富岡町は2011年3月に起きた原発事故で全域が避難区域となり、約16000人が避難を強いられた。人の営みが失われる中、環境から放射性物質を取り除く除染が進められた。2016年の春、立ち入りが許されたエリアで始まったのが町民有志10人によるワイン用のブドウ栽培。リーダーは遠藤さん、地元の測量会社を経営しながら、避難先から車で2時間ほどかけて畑に通った。町内でのブドウ栽培の実績はなく、しかもメンバーのほとんどが農業は未経験だった。畑に向かう度に傷んだ家々や誰もいない商店街など、静かに朽ちていく町の姿が目に映る。遠藤さんはこの状況を変えたいと強く思っていた。
「通いながらのブドウ栽培なんて誰もやったことがない。でも、全てを失った町には人々が戻ってこられる新しい産業が必要だ」。

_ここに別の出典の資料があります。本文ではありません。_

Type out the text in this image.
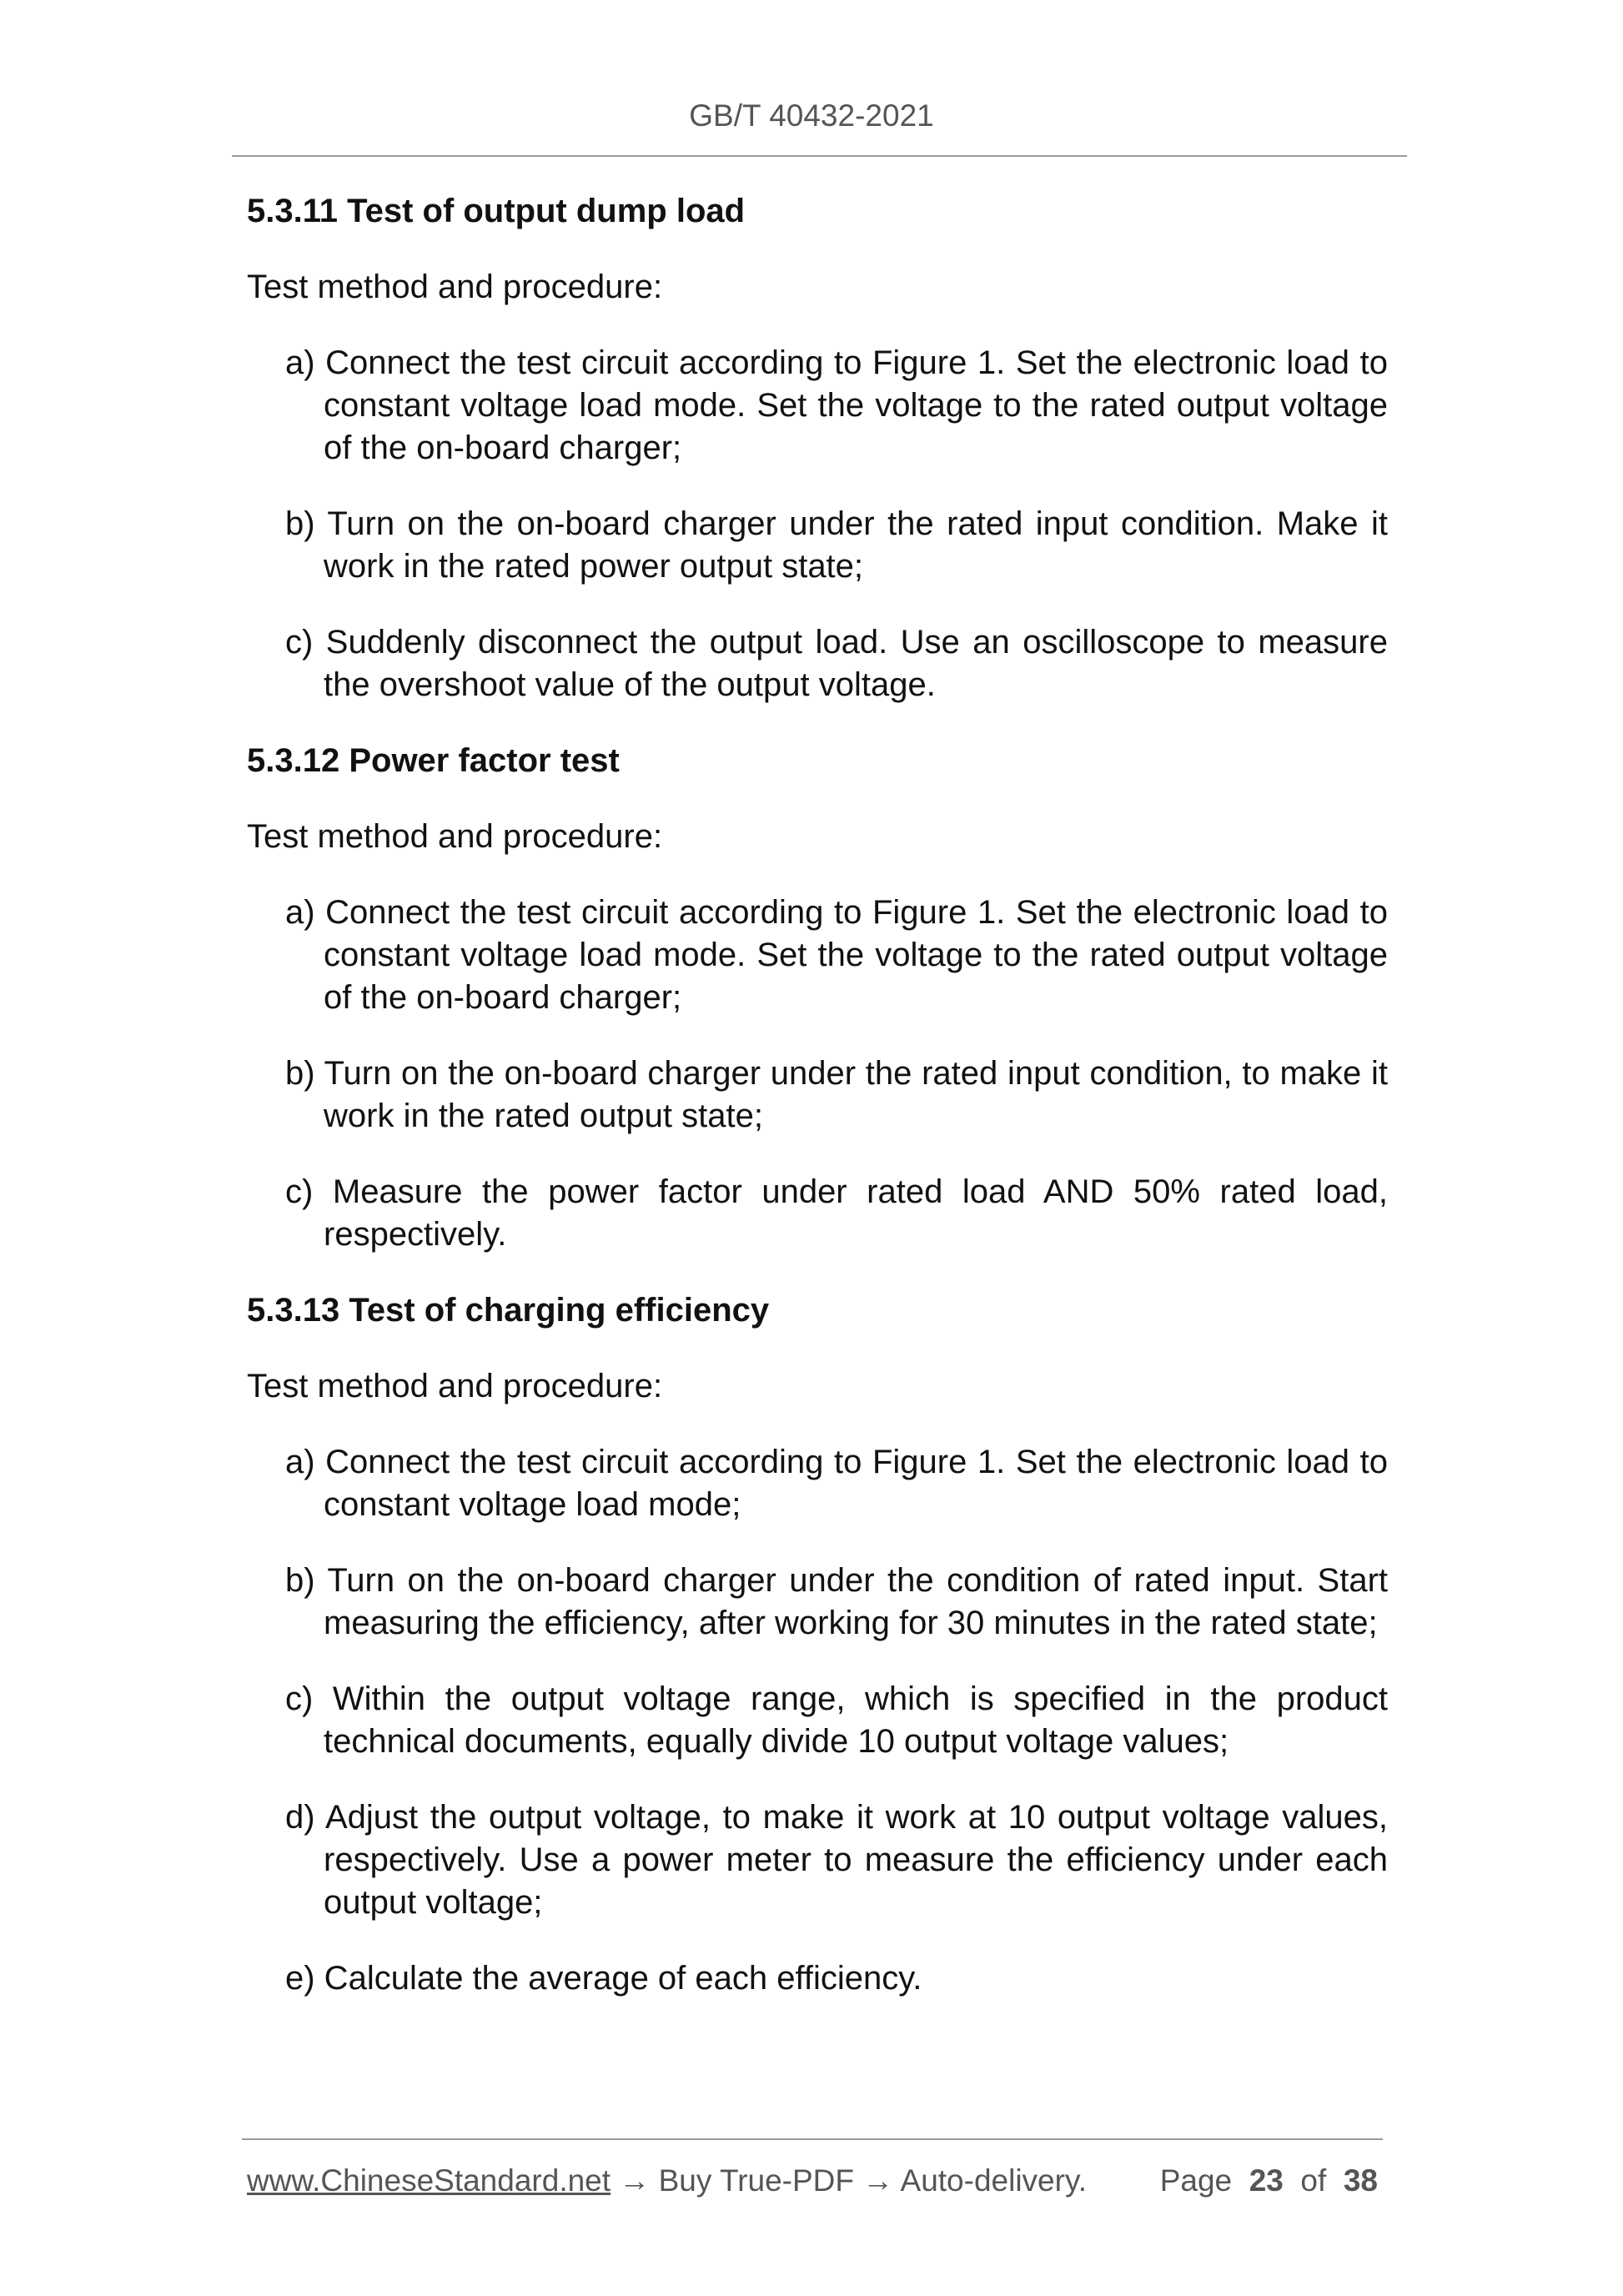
GB/T 40432-2021
5.3.11 Test of output dump load
Test method and procedure:
a) Connect the test circuit according to Figure 1. Set the electronic load to constant voltage load mode. Set the voltage to the rated output voltage of the on-board charger;
b) Turn on the on-board charger under the rated input condition. Make it work in the rated power output state;
c) Suddenly disconnect the output load. Use an oscilloscope to measure the overshoot value of the output voltage.
5.3.12 Power factor test
Test method and procedure:
a) Connect the test circuit according to Figure 1. Set the electronic load to constant voltage load mode. Set the voltage to the rated output voltage of the on-board charger;
b) Turn on the on-board charger under the rated input condition, to make it work in the rated output state;
c) Measure the power factor under rated load AND 50% rated load, respectively.
5.3.13 Test of charging efficiency
Test method and procedure:
a) Connect the test circuit according to Figure 1. Set the electronic load to constant voltage load mode;
b) Turn on the on-board charger under the condition of rated input. Start measuring the efficiency, after working for 30 minutes in the rated state;
c) Within the output voltage range, which is specified in the product technical documents, equally divide 10 output voltage values;
d) Adjust the output voltage, to make it work at 10 output voltage values, respectively. Use a power meter to measure the efficiency under each output voltage;
e) Calculate the average of each efficiency.
www.ChineseStandard.net → Buy True-PDF → Auto-delivery. Page 23 of 38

都内の大手企業に就職し建設コンサルタントをしていた遠藤さんは震災の3年前に故郷・富岡町に戻った。新しく何かを建設するのではなく、「地域が本来持っている魅力を引き出したい」と思い描いていた矢先に震災で被災した。妻や子ども、両親は無事だったが家は津波に流され、会社は約60キロ離れた場所に避難させた。家族や従業員の暮らしを守ろうと多忙を極める中、故郷のために動き出したのは、父の存在があったからだ。